En Marge de qui ? De quoi ?
La question de la marge connaît effectivement une forte actualité. C’est le symptôme de notre époque. Dans un monde où le mouvement se fait à marche forcée, il s’agit en quelque sorte de revendiquer le besoin de se sentir en marge, de se mettre à l’arrêt pour observer les choses autrement. Au-delà du clin d’œil au parti présidentiel, il y a la question philosophique de comment l’humain se considère, comment il se situe dans son rapport au groupe, à l’époque où la question du « moi », du « je » est centrale. Comment être soi ? Comment se sentir assimilé au groupe ? Comment se reconnaître dans une époque qui touche à son terme et nous met face à un état de crise existentielle ?

Quels sont les grands thèmes que l’on retrouve dans cette nouvelle création ?
Ce spectacle est l’occasion d’observer l’humain à la loupe, dans ses détails, ses fragilités, son intimité. En filigrane, il s’agit de l’histoire de la rencontre nécessaire et vitale de deux personnages, comme un possible point d’équilibre entre extrême légèreté et gravité. L’un comme l’autre ne cherche qu’une chose : s’éloigner des pensées morbides, dangereuses pour leur intégrité. Seule la rencontre peut rééquilibrer la tragédie de leurs existences. Au-delà de la rencontre, le spectacle aborde la question centrale du regard : quel regard porte-t-on sur soi-même ? Quel regard est-ce que l’autre nous renvoie de nous-même ? Quel regard porter sur l’époque ?

En quoi En Marge ! diffère-t-il des autres spectacles de Haut et Court ?
Ici, le processus de création est radicalement différent des précédents spectacles où nous souhaitions traduire en expérience scénique le ressenti des lecteurs à la découverte d’un livre. Bien que le roman Le Loup des steppes de Hermann Hesse ait été très marquant pour moi, adolescent, il ne s’agit ici ni d’une adaptation, ni d’une transposition. Mon intérêt s’est davantage porté sur les questions qui traversent Harry, le personnage, et qui nous touchent tous. Le livre nous invite à prendre du recul par rapport à nos habitudes, nos conventions, la construction de notre identité, pour nous en extraire. L’enjeu majeur en matière d’écriture est de refuser de se laisser enfermer dans des habitudes. Il s’agit d’écrire autrement face à la gravité du monde, s’exposer à sa noirceur tout en prenant du recul, de la hauteur. Ici, le texte évolue au fil des répétitions pendant lesquelles un travail collaboratif est mené avec les comédiens sous forme de laboratoire avant une réécriture plus précise chaque soir. En cela, nous renouons avec quelque chose d’ancien dans le collectif avant que les rôles de chacun ne se précisent davantage. En Marge ! est un spectacle d’humeur et d’humour, avec le vivant comme matière de création et l’actualisation permanente de cette matière.
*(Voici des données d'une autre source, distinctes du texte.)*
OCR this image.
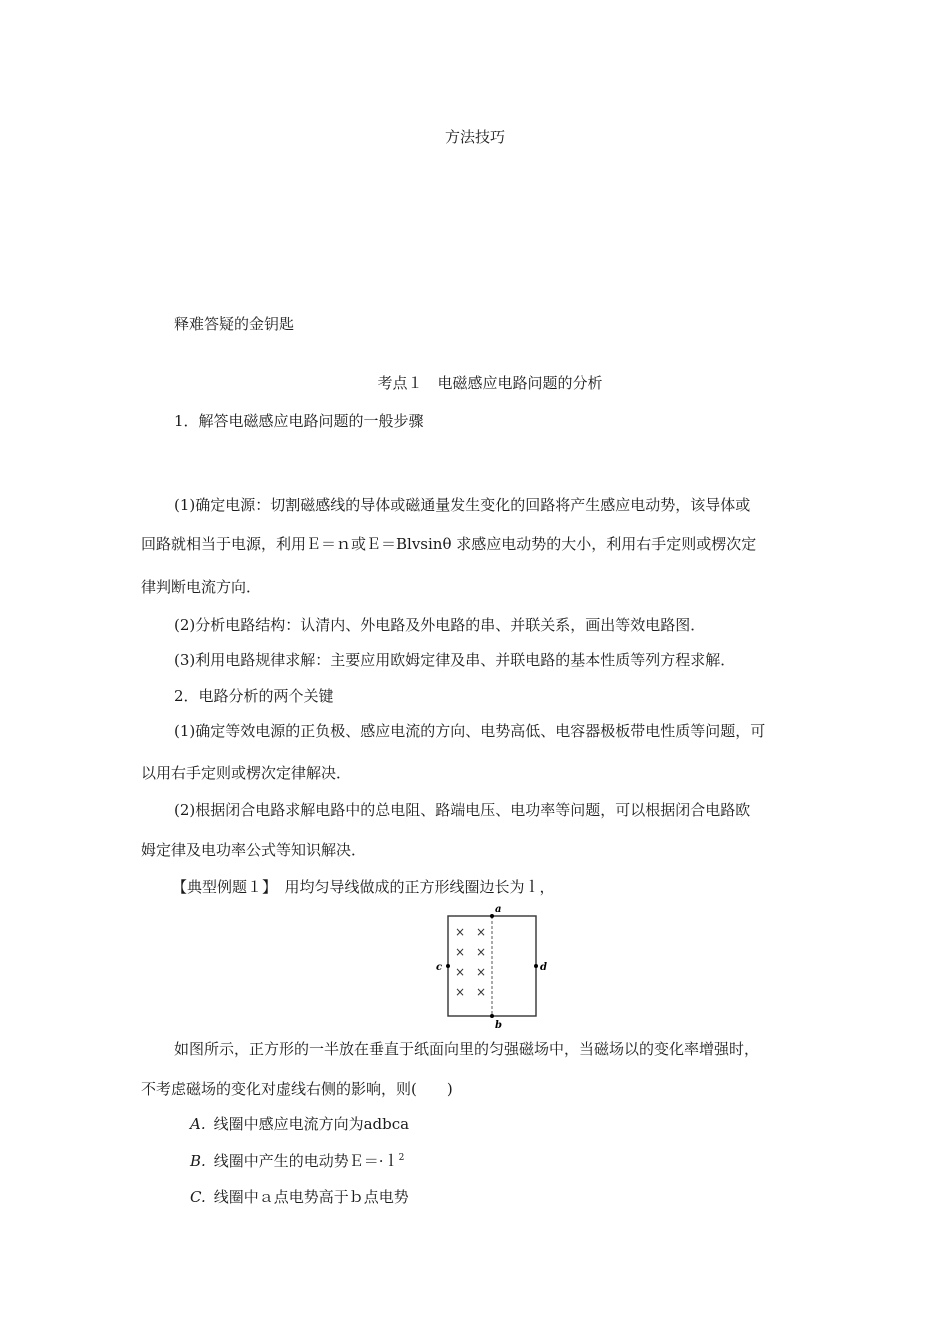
方法技巧
释难答疑的金钥匙
考点１　电磁感应电路问题的分析
1．解答电磁感应电路问题的一般步骤
(1)确定电源：切割磁感线的导体或磁通量发生变化的回路将产生感应电动势，该导体或
回路就相当于电源，利用Ｅ＝ｎ或Ｅ＝Blvsinθ 求感应电动势的大小，利用右手定则或楞次定
律判断电流方向．
(2)分析电路结构：认清内、外电路及外电路的串、并联关系，画出等效电路图．
(3)利用电路规律求解：主要应用欧姆定律及串、并联电路的基本性质等列方程求解．
2．电路分析的两个关键
(1)确定等效电源的正负极、感应电流的方向、电势高低、电容器极板带电性质等问题，可
以用右手定则或楞次定律解决．
(2)根据闭合电路求解电路中的总电阻、路端电压、电功率等问题，可以根据闭合电路欧
姆定律及电功率公式等知识解决．
【典型例题１】　用均匀导线做成的正方形线圈边长为ｌ，
a
b
c	d
× ×
× ×
× ×
× ×
如图所示，正方形的一半放在垂直于纸面向里的匀强磁场中，当磁场以的变化率增强时，
不考虑磁场的变化对虚线右侧的影响，则(　　)
A. 线圈中感应电流方向为adbca
B. 线圈中产生的电动势Ｅ＝·ｌ$^2$
C. 线圈中ａ点电势高于ｂ点电势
Il y a également un vrai retour à la parole et au dialogue. Les personnages sont au premier plan, en lien direct avec le public, dans une scénographie plus frontale que dans nos précédents spectacles.

Quelle place est donnée aux interprètes ?
Nous essayons d’aller vers une mutation tout en rstant dans la continuité des précédentes pièces, avec l’idée d’un retour à l’acteur en direct, un retour aux corps qui ne sont plus derrière les filtres qui habitaient nos espaces.
L’écran a largement envahi les scènes de théâtre. Nous voulions l'utiliser ici dans sa fonction première et basique : l'écran qui accueille les images, mais en continuant à interroger son double sens, l'écran qui occulte et fait obstacle à la vision : « faire écran ». Nous nous intéresserons à ce qu'il y a derrière les écrans, derrière les images : l'humain, le vivant. Nous porterons notre attention sur la théâtralité, pour rire et nous moquer de la télé-réalité. Deux mondes qui se substituent l'un à l’autre en un tour de passe-passe. Nous verrons comment réel et virtuel peuvent rivaliser, comment nous pouvons faire face aux écrans au théâtre tout en revendiquant le fait de rester vivant par-delà notre condition de mortels. Nous verrons comment le réel de la représentation vient bousculer la virtualité des images, car les images ne sont pas réelles, elles restent une illusion, elles nous montrent le passé, face aux écrans, face aux images qui envahissent le monde. Comment se comporter et rester vivant dans le présent ? L'enjeu scénographique du dispositif est de produire un ressenti en deux temps, deux espaces : une fiction du vivant et une fiction des images, du micro et du macro, du direct et de l'indirect, de l'envers et de l'endroit. Nous souhaitons donner à voir des individus qui sont sur scène pour ce qu’ils sont, des vivants face à un comité de vivants, le public. C’est un théâtre de l’acteur et plus généralement de l’humain dans ce monde.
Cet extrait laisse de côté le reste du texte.